En 1950, une nouvelle génération de manuels fait son apparition afin de les adapter à l’évolution des méthodes d’apprentissage : on favorise alors les auteurs contemporains. Les activités pratiques vont prendre plus de place que les cours magistraux, rendant ainsi la participation des élèves plus active.

Grâce au développement technologique, les manuels scolaires sont aujourd’hui plus attractifs. Achetés par les élèves ou prêtés par les établissements scolaires, ils recouvrent des matières générales ou spécialisées dans les différents paliers (le primaire, le moyen ou le secondaire).

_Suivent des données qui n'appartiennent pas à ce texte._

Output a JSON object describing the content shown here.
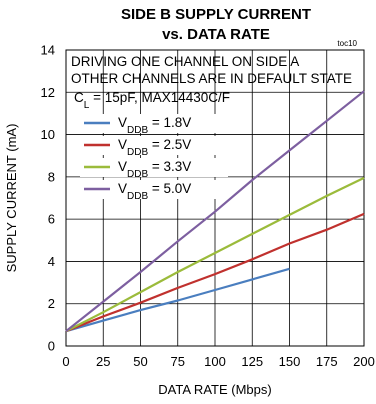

En Algérie, jusqu’à ces dernières années où il a été donné la possibilité à des maisons d’édition comme l’ENAG ou Chihab d’imprimer les manuels scolaires, la conception, l’impression et la mise en circulation des manuels scolaires revenaient à l’ONPS (office national des publications scolaires), maison d’édition relevant du Ministère de l’Éducation Nationale.

Et même s’il souffle un vent de liberté du marché, la liberté pédagogique n’est toujours pas au rendez-vous, la conception et la mise sur le marché d’un manuel scolaire sont assujetties à la décision de l’IPN, institut de la pédagogie nationale, seul organisme habileté à donner l’autorisation de la mise sur le marché du manuel scolaire.

2. L’Algérie des manuels et le triomphe du poncif

2.1. Structure d’un manuel scolaire de français en Algérie

Le manuel est structuré en fonction de la méthodologie dont il relève : il est divisé en unités didactiques, linguistiques, communicatives, ou en projets. D’une manière générale, la structure du manuel scolaire se présente de sorte que l’apprenant évolue d’une façon aisée du fait qu’il connait à l’avance ce qu’il va réaliser en termes d’activités. La structure est explicite et conçue de sorte qu’elle soit accessible aux apprenants.

Le manuel met à la disposition des apprenants des informations et des moyens de les traiter afin de pouvoir se les approprier et les réinvestir. Les textes des manuels, particulièrement les plus récents, sont, en majorité, tirés du vécu de l’élève et sont en lien avec la société et l’environnement au sens large.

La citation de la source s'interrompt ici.